It isn't that I don't share many of their criticisms of the registry. There's no doubt that it was largely superfluous: Though many people appear to believe that gun control began in Canada the day Bill C-68 became law, the critics are right to point out that handguns have been restricted since 1934, that purchases of ordinary firearms -- hunting rifles and the like - - have required a licence since the early 1970s, and that a registry of each was already in existence long before the Liberals came to power.
Moreover, the Mulroney government had just imposed a battery of new regulations, covering everything from the training and certification of gun owners to the storage of firearms and ammunition.
So the only real effect of the Liberal legislation was to extend the existing obligation to register to those who already owned a rifle and had purchased it before 1970. This was certainly unnecessary -- the people to whom it applies would mostly be senior citizens by now, and a rifle is hardly the thing to knock over a 7-Eleven with in any event -- and probably ineffective: As the critics never tire of reminding us, the people most likely to comply with the gun law are those least likely to commit crimes. Which helps explain why gun crimes are up 13% since C-68 came into effect.
And of course, there's the cost. I might quibble with claims that the gun registry is "500 times" over budget -- the original $2-million figure was a net estimate, $119-million in costs minus $117-million in anticipated revenue, and while it is true that the cost of the registry is now projected to net out at more than $1-billion, that is on the basis of a mere ten-fold increase in costs. But there is no need to exaggerate what is clearly a stellar example of bureaucratic bungling, even without the additional costs imposed by the refusal of six provinces to participate, or the footdragging and outright sabotage by rebel gun owners.
So: unnecessary, ineffective, probably unworkable, and outrageously expensive. But at the risk of insouciance, what else is new? This government wastes a billion dollars every other week. I mean that literally: You could go through the current public accounts and find $26-billion in unnecessary, ineffective and probably unworkable programs on your lunch break. What's so special about this particular outbreak of foolishness?
Moreover, some of the criticisms of the registry cancel each other out.
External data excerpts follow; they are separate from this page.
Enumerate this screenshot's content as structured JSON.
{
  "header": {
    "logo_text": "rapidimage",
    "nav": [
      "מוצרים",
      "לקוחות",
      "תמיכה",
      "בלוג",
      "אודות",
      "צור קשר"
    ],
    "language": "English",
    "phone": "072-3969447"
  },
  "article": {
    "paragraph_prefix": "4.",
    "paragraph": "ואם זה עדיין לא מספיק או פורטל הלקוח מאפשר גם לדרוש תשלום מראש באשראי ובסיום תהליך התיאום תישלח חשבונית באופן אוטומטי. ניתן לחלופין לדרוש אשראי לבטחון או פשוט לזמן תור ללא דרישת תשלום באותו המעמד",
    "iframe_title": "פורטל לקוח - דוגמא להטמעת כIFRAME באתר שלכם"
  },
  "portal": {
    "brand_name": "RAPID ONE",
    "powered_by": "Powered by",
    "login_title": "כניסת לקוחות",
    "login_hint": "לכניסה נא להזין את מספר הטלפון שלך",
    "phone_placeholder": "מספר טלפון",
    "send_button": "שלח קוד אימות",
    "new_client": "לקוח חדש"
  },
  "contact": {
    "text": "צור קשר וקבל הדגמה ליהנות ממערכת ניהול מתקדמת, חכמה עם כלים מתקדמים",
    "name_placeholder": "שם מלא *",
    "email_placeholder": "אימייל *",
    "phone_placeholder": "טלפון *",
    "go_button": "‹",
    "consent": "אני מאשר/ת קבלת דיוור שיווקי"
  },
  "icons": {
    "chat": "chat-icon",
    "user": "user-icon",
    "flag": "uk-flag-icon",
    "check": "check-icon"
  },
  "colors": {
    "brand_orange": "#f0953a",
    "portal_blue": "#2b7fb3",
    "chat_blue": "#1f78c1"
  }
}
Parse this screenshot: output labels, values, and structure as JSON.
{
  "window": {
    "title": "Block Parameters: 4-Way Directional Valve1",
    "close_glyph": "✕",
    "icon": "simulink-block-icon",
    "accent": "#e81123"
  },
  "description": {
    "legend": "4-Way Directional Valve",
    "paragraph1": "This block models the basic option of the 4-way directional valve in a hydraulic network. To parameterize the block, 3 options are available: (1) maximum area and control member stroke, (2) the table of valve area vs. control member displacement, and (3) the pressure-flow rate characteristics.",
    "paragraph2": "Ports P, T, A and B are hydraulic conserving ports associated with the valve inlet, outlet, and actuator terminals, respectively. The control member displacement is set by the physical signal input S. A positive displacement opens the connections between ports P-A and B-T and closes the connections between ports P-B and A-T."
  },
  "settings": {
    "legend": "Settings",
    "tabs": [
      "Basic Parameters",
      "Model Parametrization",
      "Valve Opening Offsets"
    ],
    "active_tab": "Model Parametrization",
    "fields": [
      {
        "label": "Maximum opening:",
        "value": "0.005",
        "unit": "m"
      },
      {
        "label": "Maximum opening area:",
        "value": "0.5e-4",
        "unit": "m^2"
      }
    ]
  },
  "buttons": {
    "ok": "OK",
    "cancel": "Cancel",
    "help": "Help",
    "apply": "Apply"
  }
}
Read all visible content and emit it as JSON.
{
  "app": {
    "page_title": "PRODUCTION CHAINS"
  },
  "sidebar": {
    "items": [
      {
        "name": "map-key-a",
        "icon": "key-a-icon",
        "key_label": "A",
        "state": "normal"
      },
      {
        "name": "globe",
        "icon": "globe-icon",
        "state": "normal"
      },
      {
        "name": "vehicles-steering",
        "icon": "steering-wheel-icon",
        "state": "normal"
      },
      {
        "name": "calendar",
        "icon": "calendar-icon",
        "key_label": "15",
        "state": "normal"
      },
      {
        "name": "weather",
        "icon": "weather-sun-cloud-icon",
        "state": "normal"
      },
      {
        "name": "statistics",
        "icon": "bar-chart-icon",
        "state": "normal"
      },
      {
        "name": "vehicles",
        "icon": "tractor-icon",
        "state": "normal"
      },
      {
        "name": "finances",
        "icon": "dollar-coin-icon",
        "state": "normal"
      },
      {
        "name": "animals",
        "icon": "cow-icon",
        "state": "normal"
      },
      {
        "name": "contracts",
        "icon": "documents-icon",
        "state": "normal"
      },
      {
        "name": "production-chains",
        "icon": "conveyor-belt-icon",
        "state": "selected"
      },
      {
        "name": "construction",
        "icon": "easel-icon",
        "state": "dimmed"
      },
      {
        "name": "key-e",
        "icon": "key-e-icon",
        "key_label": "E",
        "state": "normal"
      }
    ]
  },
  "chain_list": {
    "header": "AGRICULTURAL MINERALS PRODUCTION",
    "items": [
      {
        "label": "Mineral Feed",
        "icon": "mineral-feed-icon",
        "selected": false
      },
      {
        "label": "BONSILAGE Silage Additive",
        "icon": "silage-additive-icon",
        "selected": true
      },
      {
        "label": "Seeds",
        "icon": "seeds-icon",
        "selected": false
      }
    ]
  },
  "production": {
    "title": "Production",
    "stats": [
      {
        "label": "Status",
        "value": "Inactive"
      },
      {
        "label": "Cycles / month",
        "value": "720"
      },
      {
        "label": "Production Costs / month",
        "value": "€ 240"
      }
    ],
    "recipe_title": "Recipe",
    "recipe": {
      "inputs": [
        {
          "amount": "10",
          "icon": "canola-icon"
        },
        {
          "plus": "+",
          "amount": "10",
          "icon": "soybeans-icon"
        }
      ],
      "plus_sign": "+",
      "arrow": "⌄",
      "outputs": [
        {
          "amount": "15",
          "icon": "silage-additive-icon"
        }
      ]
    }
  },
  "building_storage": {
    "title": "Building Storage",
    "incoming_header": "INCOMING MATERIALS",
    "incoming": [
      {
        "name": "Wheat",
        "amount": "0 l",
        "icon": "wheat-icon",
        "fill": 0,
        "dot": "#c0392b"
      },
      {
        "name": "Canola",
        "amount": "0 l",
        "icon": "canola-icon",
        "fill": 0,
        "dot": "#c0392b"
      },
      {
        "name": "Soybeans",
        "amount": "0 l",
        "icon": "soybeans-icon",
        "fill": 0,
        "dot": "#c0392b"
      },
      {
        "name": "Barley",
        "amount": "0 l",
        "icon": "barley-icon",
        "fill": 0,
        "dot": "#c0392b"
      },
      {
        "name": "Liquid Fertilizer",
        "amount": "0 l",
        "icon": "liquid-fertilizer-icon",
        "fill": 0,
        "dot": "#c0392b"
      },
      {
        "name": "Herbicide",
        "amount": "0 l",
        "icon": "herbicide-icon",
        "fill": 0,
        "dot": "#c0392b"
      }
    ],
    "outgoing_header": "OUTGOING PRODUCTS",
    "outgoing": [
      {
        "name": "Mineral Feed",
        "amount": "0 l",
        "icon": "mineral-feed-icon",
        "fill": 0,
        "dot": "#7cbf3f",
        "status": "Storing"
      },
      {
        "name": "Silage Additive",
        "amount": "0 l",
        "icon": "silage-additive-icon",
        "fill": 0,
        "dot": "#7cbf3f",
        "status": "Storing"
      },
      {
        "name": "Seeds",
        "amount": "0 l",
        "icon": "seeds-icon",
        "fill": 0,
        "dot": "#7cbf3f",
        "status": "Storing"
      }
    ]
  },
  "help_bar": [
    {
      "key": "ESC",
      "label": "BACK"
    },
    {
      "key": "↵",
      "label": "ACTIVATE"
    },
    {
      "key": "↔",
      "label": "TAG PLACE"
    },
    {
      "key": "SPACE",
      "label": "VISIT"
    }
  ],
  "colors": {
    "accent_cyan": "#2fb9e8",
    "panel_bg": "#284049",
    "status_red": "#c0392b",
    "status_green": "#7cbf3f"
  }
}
If it is unnecessary, because most guns are already registered, it cannot also be the massive new intrusion it is painted to be. The obligation to register their firearms that provokes aging farmers to such wrath is one that has long been familiar to hundreds of thousands of other gun owners. And if it is likely to do little to reduce crime, on the "guns don't kill people, people with guns do" principle, the same could presumably be said of the regulations that existed before C-68. Should we repeal those, too?
Don't get me wrong. It was a mistake to have ever entered into this morass, a mistake of which the government was given ample warning.
It was predictable, and predicted, that compliance would be patchy, and that the costs would be huge. And whatever effect gun control has on crime, it was probably captured by the existing regime. So the gun registry was always of dubious benefit, especially set against the cost.
But, well, it can't hurt. It may not help much, but it's hard to see how registering guns would lead to more crime, except among those "law- abiding" LUFA members. Maybe the money shouldn't have been spent.
But it has been. So what possible use is there in scrapping the registry, as this newspaper and the leader of the Opposition have advised, now that it has been compiled? True, many gun owners have yet to register their guns, notwithstanding the Jan. 1 deadline. But many more have, or have declared their intent to do so. More than 2 million gun owners are licensed, and nearly 6 million weapons have been entered in the federal database. Were we now to just erase these files, a billion dollars really would have been wasted.
The question worth answering is whether there is any point in spending additional dollars trying to complete the registry. Pending a comprehensive audit and administrative reforms, perhaps the best course is that recommended by a U.S. senator toward the end of the Vietnam war: Declare victory and get out.